Indeed as a result, more asset sales are likely, including the sale of the company’s submarine and enterprise equipment businesses. Valuations of these assets are ongoing, and where they stop and who the new owners are likely to be is anyone’s guess. This is particularly difficult based on how to value customer retention rates in the hotly competitive enterprise equipment market.
It should be noted that while the creditors express their confidence with cash, they were also careful to manage their own risks by asking that the 29,000 patents held by the company and its U.S. subsidiary be used as collateral.
Verwaayen looks back
CEO Ben Verwaayen was reflective in his remarks about his impending departure. “If you look at the task at hand, it is focused on execution,” he said. “Looking in the mirror, I felt maybe that's not my natural strength, and maybe it will be good for the company to get fresh perspective.”

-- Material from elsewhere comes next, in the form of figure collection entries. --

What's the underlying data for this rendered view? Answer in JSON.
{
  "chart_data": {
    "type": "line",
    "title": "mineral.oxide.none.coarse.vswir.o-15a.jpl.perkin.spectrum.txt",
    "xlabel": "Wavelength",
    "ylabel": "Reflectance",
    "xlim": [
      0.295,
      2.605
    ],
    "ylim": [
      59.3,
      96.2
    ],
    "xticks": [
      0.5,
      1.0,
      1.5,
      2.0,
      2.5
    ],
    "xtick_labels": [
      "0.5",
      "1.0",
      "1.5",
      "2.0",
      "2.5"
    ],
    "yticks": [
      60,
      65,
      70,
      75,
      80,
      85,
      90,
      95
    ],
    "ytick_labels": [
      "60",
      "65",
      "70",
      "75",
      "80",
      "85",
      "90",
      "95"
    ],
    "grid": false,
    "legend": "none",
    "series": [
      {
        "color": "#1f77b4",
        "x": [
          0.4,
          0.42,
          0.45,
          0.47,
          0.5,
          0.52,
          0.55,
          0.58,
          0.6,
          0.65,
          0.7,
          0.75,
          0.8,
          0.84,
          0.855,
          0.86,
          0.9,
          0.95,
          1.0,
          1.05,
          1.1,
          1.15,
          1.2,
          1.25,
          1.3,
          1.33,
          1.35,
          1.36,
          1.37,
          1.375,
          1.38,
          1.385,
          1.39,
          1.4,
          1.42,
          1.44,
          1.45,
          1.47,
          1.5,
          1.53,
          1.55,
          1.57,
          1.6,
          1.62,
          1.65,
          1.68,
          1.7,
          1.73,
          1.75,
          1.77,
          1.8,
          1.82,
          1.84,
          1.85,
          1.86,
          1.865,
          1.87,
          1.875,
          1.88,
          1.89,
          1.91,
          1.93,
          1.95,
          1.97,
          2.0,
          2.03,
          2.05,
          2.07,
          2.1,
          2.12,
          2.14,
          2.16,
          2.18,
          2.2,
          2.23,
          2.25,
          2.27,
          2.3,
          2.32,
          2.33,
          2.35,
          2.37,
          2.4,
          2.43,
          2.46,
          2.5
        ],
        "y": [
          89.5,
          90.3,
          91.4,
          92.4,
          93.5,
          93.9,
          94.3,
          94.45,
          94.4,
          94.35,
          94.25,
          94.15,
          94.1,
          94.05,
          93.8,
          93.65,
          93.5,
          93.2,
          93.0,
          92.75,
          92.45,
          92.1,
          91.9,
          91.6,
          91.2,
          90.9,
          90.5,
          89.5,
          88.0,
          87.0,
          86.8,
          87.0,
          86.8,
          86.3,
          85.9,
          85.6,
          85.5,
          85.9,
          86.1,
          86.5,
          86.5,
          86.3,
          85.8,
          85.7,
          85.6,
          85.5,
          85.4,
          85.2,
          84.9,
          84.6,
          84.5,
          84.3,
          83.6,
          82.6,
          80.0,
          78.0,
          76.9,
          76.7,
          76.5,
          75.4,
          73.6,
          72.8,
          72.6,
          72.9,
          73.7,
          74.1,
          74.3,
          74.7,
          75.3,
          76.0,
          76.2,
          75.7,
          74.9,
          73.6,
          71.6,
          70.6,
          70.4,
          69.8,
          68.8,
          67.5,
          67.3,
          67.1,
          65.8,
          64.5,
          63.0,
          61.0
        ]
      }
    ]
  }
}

He also noted that, “Alcatel-Lucent has been an enormous part of my life. It was therefore a difficult decision to not seek a further term, but it was clear to me that now is an appropriate moment for the Board to seek fresh leadership to take the company forward…The combination of our recent refinancing and the implementation of our restructuring plan will put the company on a secure footing for the successor the Board will seek to appoint.”
Philippe Camus, Chairman of the Alcatel-Lucent Board, said, “Over the last few years, Ben has set a new direction, created one company out of two, and has recently seen through the completion of the stabilisation of the company’s balance sheet, enabling us to move forward with confidence.”
He added his thanks for Verwaayen’s service and it has been announced that a search committee to find a new CEO will be chaired by Daniel Bernard and included Philippe Camus, Louis R. Hughes, Jean C. Monty and Jean-Cyril Spinetta, will monitor the process.
Hang on to your hats
I’m on record as saying that the next 12-18 months will be a tipping point in the ICT industries, and what happens in this time period will dictate industry structure for years to come. This includes the telecom equipment sector, service provider as well as enterprise, where the accommodation of change and moving quickly are not historic attributes. In that respect, Verwaayen may turn out to be prescient about his successor needing to be focused like a laser on execution.
Who Alcatel-Lucent selects as its next CEO, and what skills the Board decides are paramount for next Alcatel-Lucent are going to say a lot.
Financial analysts are already out with their “I told you so” analysis and recommendations for deeper cost cuts and asset sales, and investors thus far have rewarded the stock with a bump. All of this is nice. It also is very short-term. The truth is this is also about cultural change and getting the strategy right, and that’s why leadership is important as the recent changes at Yahoo illustrate.
Time actually is of the essence for the ALU Board. They need to be thorough to assure they get the right person to lead the company, but given what is going on in the industry they had best be fast along with being right. The whole telecom world is watching. This is a Board that historically has not been a favorite of the financial community. IT has the opportunity to demonstrate that it is up to the task at hand.
It is going to be an interesting couple of months.